Joe Smith JoeSmith at bogusaddress.com
Thu Jan 4 20:47:52 EST 2001


I knew about mutable v. immutable.  I just got surprised at the side effect.  I
guess I have not used lists that much; otherwise, I would have probably used "L
= L1[:]" before.  While it makes sense after realizing what is going on, I just
was surprised.  Maybe I was thinking that it might copy on a change operation;
this way "L = L1; L += L2" really does the same thing as "L = L1 + L2".
(Including side effects.)

Greg Jorgensen wrote:

> Thanks to Fredrik, Alex, Tim, and Thomas for pointing out that Python only
> binds names to objects under the hood. I was guessing (maybe wrongly) that
> the original poster might not know about mutable and immutable objects,
> bindings, etc.
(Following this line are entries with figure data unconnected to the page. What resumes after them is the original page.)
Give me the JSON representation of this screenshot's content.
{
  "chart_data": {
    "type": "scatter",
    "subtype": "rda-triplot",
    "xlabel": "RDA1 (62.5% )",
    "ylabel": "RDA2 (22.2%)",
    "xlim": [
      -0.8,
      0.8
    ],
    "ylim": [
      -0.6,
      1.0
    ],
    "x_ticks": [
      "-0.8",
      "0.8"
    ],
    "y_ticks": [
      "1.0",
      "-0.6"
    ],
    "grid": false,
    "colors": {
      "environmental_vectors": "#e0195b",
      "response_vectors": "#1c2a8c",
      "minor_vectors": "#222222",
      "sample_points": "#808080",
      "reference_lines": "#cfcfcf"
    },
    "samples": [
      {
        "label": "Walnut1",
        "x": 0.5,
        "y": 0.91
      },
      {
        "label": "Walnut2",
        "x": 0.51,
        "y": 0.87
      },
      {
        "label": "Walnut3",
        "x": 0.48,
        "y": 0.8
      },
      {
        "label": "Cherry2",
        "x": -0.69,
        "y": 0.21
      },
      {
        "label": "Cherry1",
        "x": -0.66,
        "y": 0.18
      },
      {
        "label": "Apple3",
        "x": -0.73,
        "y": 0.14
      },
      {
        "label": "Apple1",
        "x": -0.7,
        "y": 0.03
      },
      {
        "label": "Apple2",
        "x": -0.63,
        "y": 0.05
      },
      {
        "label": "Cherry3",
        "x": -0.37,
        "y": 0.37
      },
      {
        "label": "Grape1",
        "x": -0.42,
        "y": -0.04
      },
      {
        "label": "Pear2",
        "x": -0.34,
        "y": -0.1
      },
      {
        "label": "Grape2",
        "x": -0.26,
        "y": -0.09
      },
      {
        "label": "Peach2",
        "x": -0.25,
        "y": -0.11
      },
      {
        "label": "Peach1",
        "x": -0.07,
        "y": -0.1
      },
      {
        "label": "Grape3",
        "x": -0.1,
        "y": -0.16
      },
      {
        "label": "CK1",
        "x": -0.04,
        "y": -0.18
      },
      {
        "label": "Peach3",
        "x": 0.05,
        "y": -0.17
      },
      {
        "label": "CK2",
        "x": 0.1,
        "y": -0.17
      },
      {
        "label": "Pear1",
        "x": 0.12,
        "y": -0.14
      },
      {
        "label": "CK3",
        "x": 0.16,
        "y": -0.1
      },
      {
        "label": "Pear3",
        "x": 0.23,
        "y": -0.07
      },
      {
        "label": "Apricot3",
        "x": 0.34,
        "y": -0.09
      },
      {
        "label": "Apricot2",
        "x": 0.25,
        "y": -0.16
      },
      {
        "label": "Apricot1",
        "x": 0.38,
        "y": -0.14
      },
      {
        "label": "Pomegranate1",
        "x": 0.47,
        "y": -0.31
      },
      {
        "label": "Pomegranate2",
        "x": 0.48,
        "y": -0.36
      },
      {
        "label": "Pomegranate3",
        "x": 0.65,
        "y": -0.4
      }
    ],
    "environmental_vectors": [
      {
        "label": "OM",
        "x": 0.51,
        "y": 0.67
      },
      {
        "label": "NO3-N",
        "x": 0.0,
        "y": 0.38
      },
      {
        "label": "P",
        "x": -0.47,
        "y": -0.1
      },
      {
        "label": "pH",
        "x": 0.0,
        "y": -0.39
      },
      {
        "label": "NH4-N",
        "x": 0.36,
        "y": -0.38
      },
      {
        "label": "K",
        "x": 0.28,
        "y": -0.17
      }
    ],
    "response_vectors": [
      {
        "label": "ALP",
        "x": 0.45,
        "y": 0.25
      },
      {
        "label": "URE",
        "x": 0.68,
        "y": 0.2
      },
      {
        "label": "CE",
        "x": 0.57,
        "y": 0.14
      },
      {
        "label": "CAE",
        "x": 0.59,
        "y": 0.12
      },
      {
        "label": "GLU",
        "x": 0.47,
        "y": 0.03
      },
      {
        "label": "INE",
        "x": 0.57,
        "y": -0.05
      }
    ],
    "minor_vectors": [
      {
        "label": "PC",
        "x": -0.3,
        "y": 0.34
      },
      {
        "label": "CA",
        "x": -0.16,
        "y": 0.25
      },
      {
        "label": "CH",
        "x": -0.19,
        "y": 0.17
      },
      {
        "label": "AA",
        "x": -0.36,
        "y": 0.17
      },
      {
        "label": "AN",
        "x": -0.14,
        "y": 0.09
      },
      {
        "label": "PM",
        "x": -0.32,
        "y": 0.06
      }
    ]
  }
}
That's why I wrote "Assignment of immutable objects
> essentially makes a copy of the object." I lifted the explanation almost
> verbatim from Beazley's "Python Essential Reference," page 19. Beazley wrote
> "... effectively creates a copy..." but it amounts to the same thing--a
> simplification. The real distinction--that assignment operations on
> immutable objects create new objects (or bind a reference to a different
> existing object)--is important but perhaps more information than necessary
> to answer the question.
>
> I appreciate the clarifications and detailed implementation info.